Jakarta — Direktur Jenderal Bea dan Cukai (DJBC) Kementerian Keuangan, Djaka Budhi Utama, akhirnya merespons keras ancaman Menteri Keuangan Purbaya Yudhi Sadewa yang menyatakan siap membekukan Bea Cukai bila tidak mampu berbenah dalam setahun ke depan. Djaka mengakui ancaman itu sebagai bentuk koreksi sekaligus peringatan serius agar DJBC segera memperbaiki citra dan kinerjanya.

“Apa yang menjadi sejarah kelam tahun 1985–1995, kami tidak ingin itu terulang.
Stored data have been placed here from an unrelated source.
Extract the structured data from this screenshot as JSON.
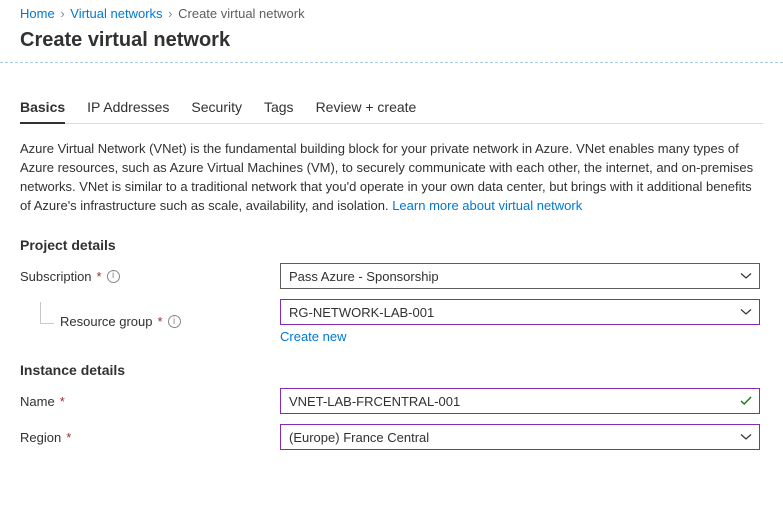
{
  "breadcrumbs": {
    "home": "Home",
    "vnets": "Virtual networks",
    "current": "Create virtual network"
  },
  "title": "Create virtual network",
  "tabs": {
    "basics": "Basics",
    "ip": "IP Addresses",
    "security": "Security",
    "tags": "Tags",
    "review": "Review + create"
  },
  "intro": {
    "text": "Azure Virtual Network (VNet) is the fundamental building block for your private network in Azure. VNet enables many types of Azure resources, such as Azure Virtual Machines (VM), to securely communicate with each other, the internet, and on-premises networks. VNet is similar to a traditional network that you'd operate in your own data center, but brings with it additional benefits of Azure's infrastructure such as scale, availability, and isolation.  ",
    "link": "Learn more about virtual network"
  },
  "sections": {
    "project": "Project details",
    "instance": "Instance details"
  },
  "fields": {
    "subscription": {
      "label": "Subscription",
      "value": "Pass Azure - Sponsorship"
    },
    "resourceGroup": {
      "label": "Resource group",
      "value": "RG-NETWORK-LAB-001",
      "createNew": "Create new"
    },
    "name": {
      "label": "Name",
      "value": "VNET-LAB-FRCENTRAL-001"
    },
    "region": {
      "label": "Region",
      "value": "(Europe) France Central"
    }
  }
}
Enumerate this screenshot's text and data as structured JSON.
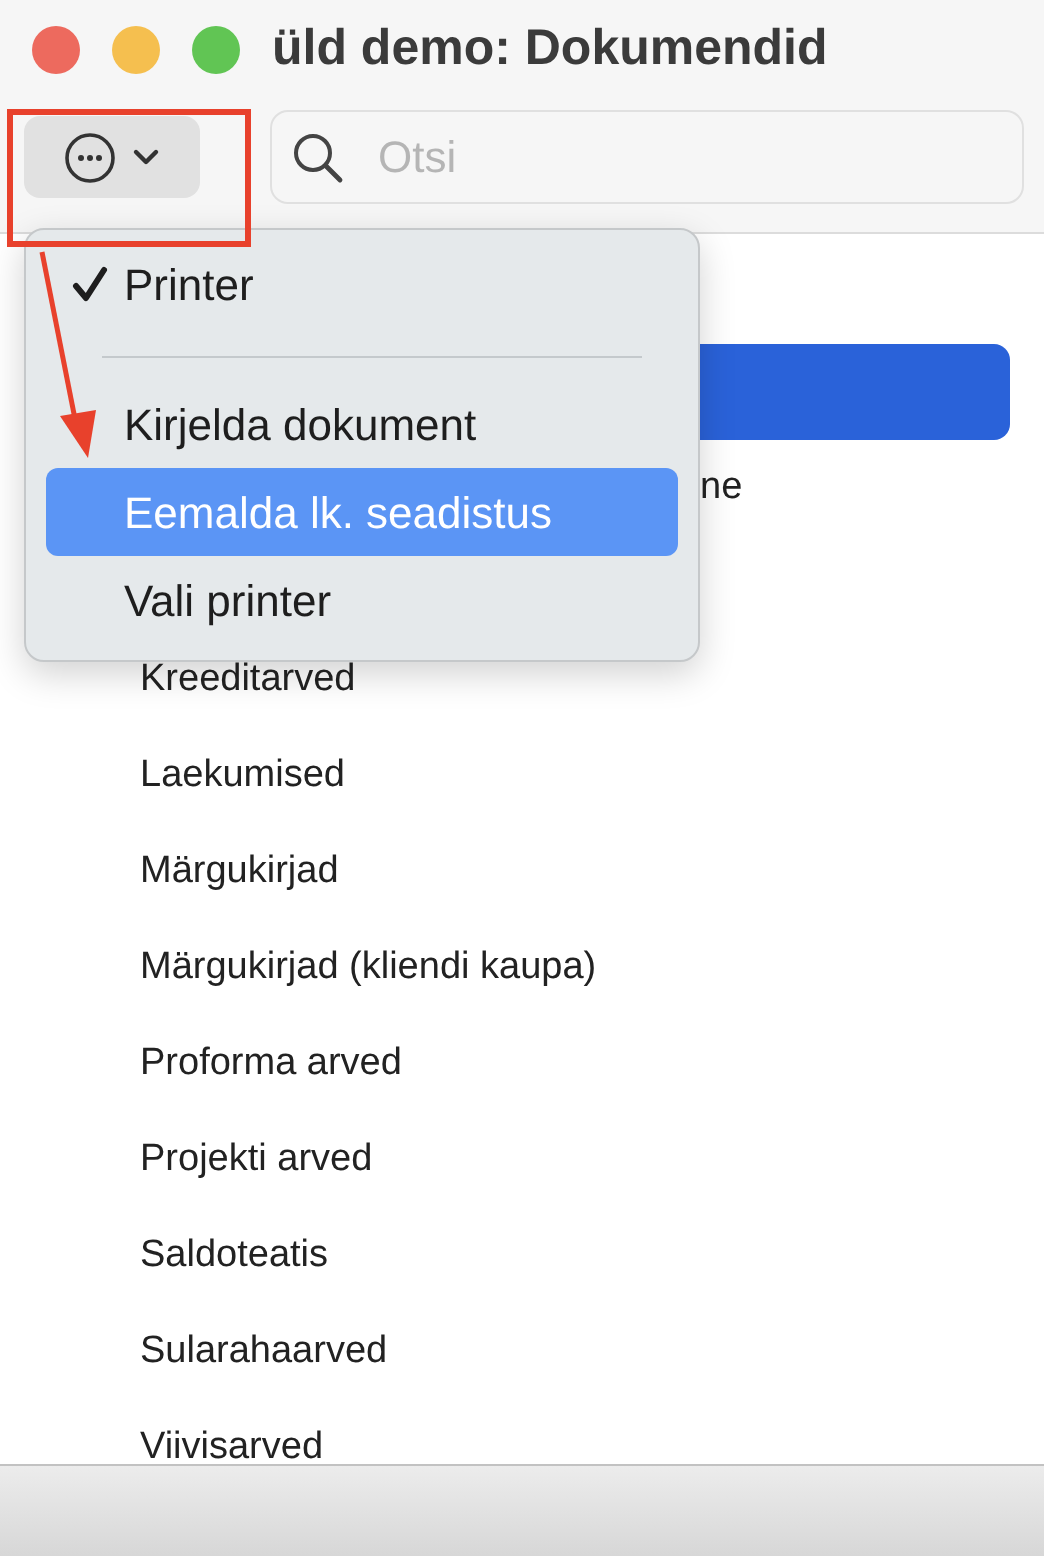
{
  "window": {
    "title": "üld demo: Dokumendid"
  },
  "toolbar": {
    "search": {
      "placeholder": "Otsi"
    }
  },
  "list": {
    "rows": [
      {
        "selected": false
      },
      {
        "selected": true
      },
      {
        "text": "ne",
        "kind": "partial",
        "selected": false
      },
      {
        "selected": false
      },
      {
        "text": "Kreeditarved",
        "kind": "full",
        "selected": false
      },
      {
        "text": "Laekumised",
        "kind": "full",
        "selected": false
      },
      {
        "text": "Märgukirjad",
        "kind": "full",
        "selected": false
      },
      {
        "text": "Märgukirjad (kliendi kaupa)",
        "kind": "full",
        "selected": false
      },
      {
        "text": "Proforma arved",
        "kind": "full",
        "selected": false
      },
      {
        "text": "Projekti arved",
        "kind": "full",
        "selected": false
      },
      {
        "text": "Saldoteatis",
        "kind": "full",
        "selected": false
      },
      {
        "text": "Sularahaarved",
        "kind": "full",
        "selected": false
      },
      {
        "text": "Viivisarved",
        "kind": "full",
        "selected": false
      }
    ]
  },
  "menu": {
    "items": [
      {
        "kind": "item",
        "label": "Printer",
        "checked": true,
        "selected": false
      },
      {
        "kind": "separator"
      },
      {
        "kind": "item",
        "label": "Kirjelda dokument",
        "checked": false,
        "selected": false
      },
      {
        "kind": "item",
        "label": "Eemalda lk. seadistus",
        "checked": false,
        "selected": true
      },
      {
        "kind": "item",
        "label": "Vali printer",
        "checked": false,
        "selected": false
      }
    ]
  }
}
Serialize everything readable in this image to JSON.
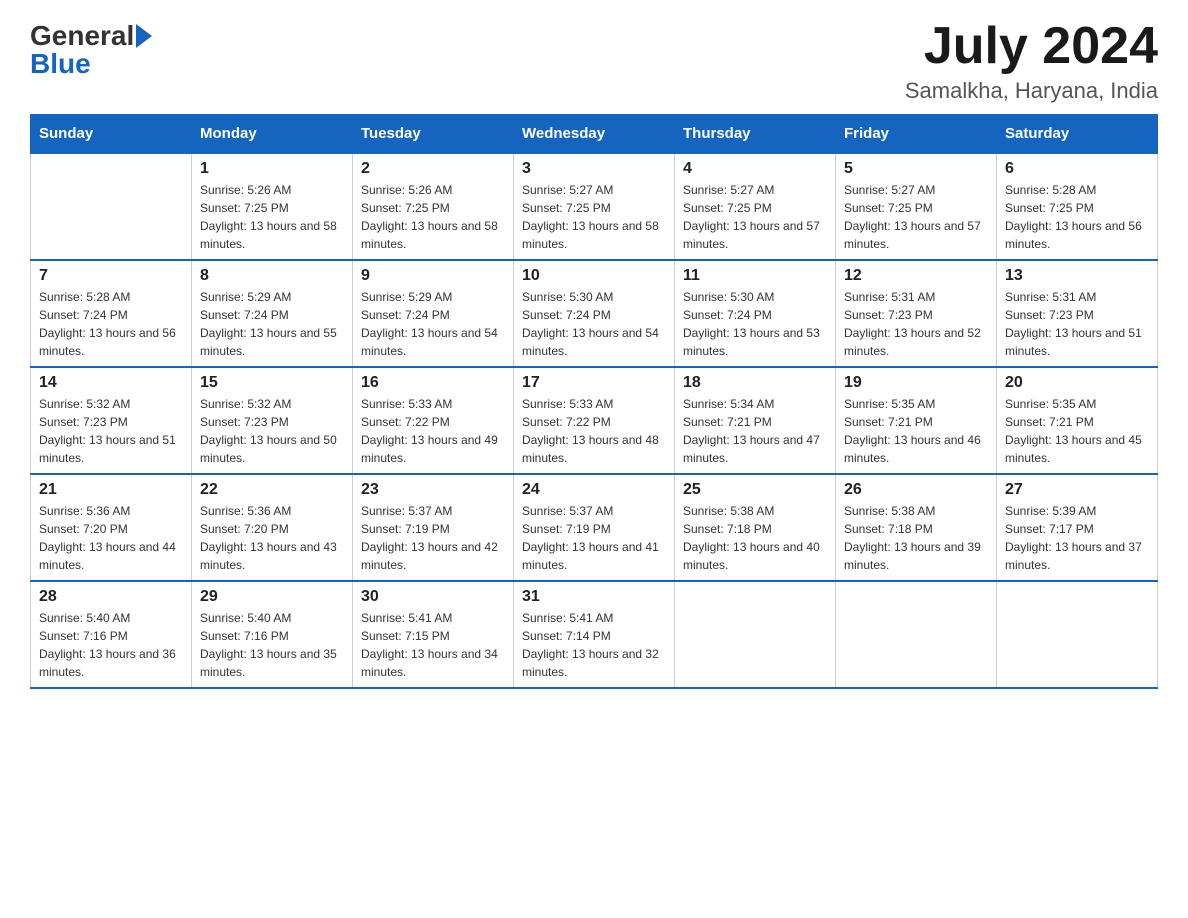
{
  "header": {
    "logo_general": "General",
    "logo_blue": "Blue",
    "month_year": "July 2024",
    "location": "Samalkha, Haryana, India"
  },
  "weekdays": [
    "Sunday",
    "Monday",
    "Tuesday",
    "Wednesday",
    "Thursday",
    "Friday",
    "Saturday"
  ],
  "weeks": [
    [
      {
        "day": "",
        "sunrise": "",
        "sunset": "",
        "daylight": ""
      },
      {
        "day": "1",
        "sunrise": "Sunrise: 5:26 AM",
        "sunset": "Sunset: 7:25 PM",
        "daylight": "Daylight: 13 hours and 58 minutes."
      },
      {
        "day": "2",
        "sunrise": "Sunrise: 5:26 AM",
        "sunset": "Sunset: 7:25 PM",
        "daylight": "Daylight: 13 hours and 58 minutes."
      },
      {
        "day": "3",
        "sunrise": "Sunrise: 5:27 AM",
        "sunset": "Sunset: 7:25 PM",
        "daylight": "Daylight: 13 hours and 58 minutes."
      },
      {
        "day": "4",
        "sunrise": "Sunrise: 5:27 AM",
        "sunset": "Sunset: 7:25 PM",
        "daylight": "Daylight: 13 hours and 57 minutes."
      },
      {
        "day": "5",
        "sunrise": "Sunrise: 5:27 AM",
        "sunset": "Sunset: 7:25 PM",
        "daylight": "Daylight: 13 hours and 57 minutes."
      },
      {
        "day": "6",
        "sunrise": "Sunrise: 5:28 AM",
        "sunset": "Sunset: 7:25 PM",
        "daylight": "Daylight: 13 hours and 56 minutes."
      }
    ],
    [
      {
        "day": "7",
        "sunrise": "Sunrise: 5:28 AM",
        "sunset": "Sunset: 7:24 PM",
        "daylight": "Daylight: 13 hours and 56 minutes."
      },
      {
        "day": "8",
        "sunrise": "Sunrise: 5:29 AM",
        "sunset": "Sunset: 7:24 PM",
        "daylight": "Daylight: 13 hours and 55 minutes."
      },
      {
        "day": "9",
        "sunrise": "Sunrise: 5:29 AM",
        "sunset": "Sunset: 7:24 PM",
        "daylight": "Daylight: 13 hours and 54 minutes."
      },
      {
        "day": "10",
        "sunrise": "Sunrise: 5:30 AM",
        "sunset": "Sunset: 7:24 PM",
        "daylight": "Daylight: 13 hours and 54 minutes."
      },
      {
        "day": "11",
        "sunrise": "Sunrise: 5:30 AM",
        "sunset": "Sunset: 7:24 PM",
        "daylight": "Daylight: 13 hours and 53 minutes."
      },
      {
        "day": "12",
        "sunrise": "Sunrise: 5:31 AM",
        "sunset": "Sunset: 7:23 PM",
        "daylight": "Daylight: 13 hours and 52 minutes."
      },
      {
        "day": "13",
        "sunrise": "Sunrise: 5:31 AM",
        "sunset": "Sunset: 7:23 PM",
        "daylight": "Daylight: 13 hours and 51 minutes."
      }
    ],
    [
      {
        "day": "14",
        "sunrise": "Sunrise: 5:32 AM",
        "sunset": "Sunset: 7:23 PM",
        "daylight": "Daylight: 13 hours and 51 minutes."
      },
      {
        "day": "15",
        "sunrise": "Sunrise: 5:32 AM",
        "sunset": "Sunset: 7:23 PM",
        "daylight": "Daylight: 13 hours and 50 minutes."
      },
      {
        "day": "16",
        "sunrise": "Sunrise: 5:33 AM",
        "sunset": "Sunset: 7:22 PM",
        "daylight": "Daylight: 13 hours and 49 minutes."
      },
      {
        "day": "17",
        "sunrise": "Sunrise: 5:33 AM",
        "sunset": "Sunset: 7:22 PM",
        "daylight": "Daylight: 13 hours and 48 minutes."
      },
      {
        "day": "18",
        "sunrise": "Sunrise: 5:34 AM",
        "sunset": "Sunset: 7:21 PM",
        "daylight": "Daylight: 13 hours and 47 minutes."
      },
      {
        "day": "19",
        "sunrise": "Sunrise: 5:35 AM",
        "sunset": "Sunset: 7:21 PM",
        "daylight": "Daylight: 13 hours and 46 minutes."
      },
      {
        "day": "20",
        "sunrise": "Sunrise: 5:35 AM",
        "sunset": "Sunset: 7:21 PM",
        "daylight": "Daylight: 13 hours and 45 minutes."
      }
    ],
    [
      {
        "day": "21",
        "sunrise": "Sunrise: 5:36 AM",
        "sunset": "Sunset: 7:20 PM",
        "daylight": "Daylight: 13 hours and 44 minutes."
      },
      {
        "day": "22",
        "sunrise": "Sunrise: 5:36 AM",
        "sunset": "Sunset: 7:20 PM",
        "daylight": "Daylight: 13 hours and 43 minutes."
      },
      {
        "day": "23",
        "sunrise": "Sunrise: 5:37 AM",
        "sunset": "Sunset: 7:19 PM",
        "daylight": "Daylight: 13 hours and 42 minutes."
      },
      {
        "day": "24",
        "sunrise": "Sunrise: 5:37 AM",
        "sunset": "Sunset: 7:19 PM",
        "daylight": "Daylight: 13 hours and 41 minutes."
      },
      {
        "day": "25",
        "sunrise": "Sunrise: 5:38 AM",
        "sunset": "Sunset: 7:18 PM",
        "daylight": "Daylight: 13 hours and 40 minutes."
      },
      {
        "day": "26",
        "sunrise": "Sunrise: 5:38 AM",
        "sunset": "Sunset: 7:18 PM",
        "daylight": "Daylight: 13 hours and 39 minutes."
      },
      {
        "day": "27",
        "sunrise": "Sunrise: 5:39 AM",
        "sunset": "Sunset: 7:17 PM",
        "daylight": "Daylight: 13 hours and 37 minutes."
      }
    ],
    [
      {
        "day": "28",
        "sunrise": "Sunrise: 5:40 AM",
        "sunset": "Sunset: 7:16 PM",
        "daylight": "Daylight: 13 hours and 36 minutes."
      },
      {
        "day": "29",
        "sunrise": "Sunrise: 5:40 AM",
        "sunset": "Sunset: 7:16 PM",
        "daylight": "Daylight: 13 hours and 35 minutes."
      },
      {
        "day": "30",
        "sunrise": "Sunrise: 5:41 AM",
        "sunset": "Sunset: 7:15 PM",
        "daylight": "Daylight: 13 hours and 34 minutes."
      },
      {
        "day": "31",
        "sunrise": "Sunrise: 5:41 AM",
        "sunset": "Sunset: 7:14 PM",
        "daylight": "Daylight: 13 hours and 32 minutes."
      },
      {
        "day": "",
        "sunrise": "",
        "sunset": "",
        "daylight": ""
      },
      {
        "day": "",
        "sunrise": "",
        "sunset": "",
        "daylight": ""
      },
      {
        "day": "",
        "sunrise": "",
        "sunset": "",
        "daylight": ""
      }
    ]
  ]
}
Bea Cukai harus berbenah untuk menghilangkan image negatif,” tegas Djaka usai menghadiri pemusnahan barang kena cukai ilegal di Jakarta, Rabu (3/12).

Djaka menyatakan pembenahan akan dimulai dari kultur kerja internal, yang selama ini menjadi sumber kritik publik. Menurutnya, push terhadap disiplin dan pengawasan di pelabuhan dan bandara akan diperketat.

Ia mengakui pelayanan publik Bea Cukai masih belum memuaskan, namun ia menegaskan perubahan sedang dilakukan. Salah satunya dengan penerapan kecerdasan buatan (AI) untuk mendeteksi praktik curang seperti underinvoicing.

“Yang masih bandel akan kami selesaikan. Sudah ada pegawai nakal yang ditindak melalui kepatuhan internal maupun Itjen Kemenkeu,” jelas Djaka.

Ia berharap publik memberi kesempatan dan dukungan agar Bea Cukai bisa bangkit dari stigma negatifnya. “Mungkin masih ada image Bea Cukai sarang pungli. Kami ingin itu hilang sedikit demi sedikit,” ujarnya.

Sebelumnya, Menkeu Purbaya Yudhi Sadewa melontarkan peringatan paling keras sepanjang sejarah DJBC. Ia menegaskan telah meminta izin langsung kepada Presiden Prabowo Subianto untuk mereformasi Bea Cukai secara menyeluruh dalam 12 bulan.

“Kalau Bea Cukai tidak bisa memperbaiki kinerjanya, mereka bisa dibekukan. Ancaman ini serius,” tegas Purbaya dalam rapat dengan Komisi XI DPR, 27 November lalu.

Purbaya menyebut citra Bea Cukai buruk di mata publik, media, bahkan Presiden. Jika gagal berubah, sebanyak 16 ribu pegawai Bea Cukai berpotensi dirumahkan.

“Orang Bea Cukai itu pintar-pintar. Saya yakin mereka siap berubah,” katanya.

Ancaman ini bukan isapan jempol. Pada 1985, Presiden Soeharto membekukan Bea Cukai setelah korupsi di instansi tersebut dinilai tak terkendali. Seluruh pegawai dinonaktifkan selama empat tahun dan tugas Bea Cukai diambil alih perusahaan Swiss, Suisse Generale Surveillance (SGS).

Dengan tekanan publik yang terus meningkat dan ultimatum dari Menkeu, Bea Cukai berada dalam titik paling krusial. Mampukah DJBC menghindari pembekuan kedua dalam sejarah? Waktu satu tahun menjadi penentu nasib 16 ribu pegawainya, dan masa depan wajah pelayanan kepabeanan Indonesia.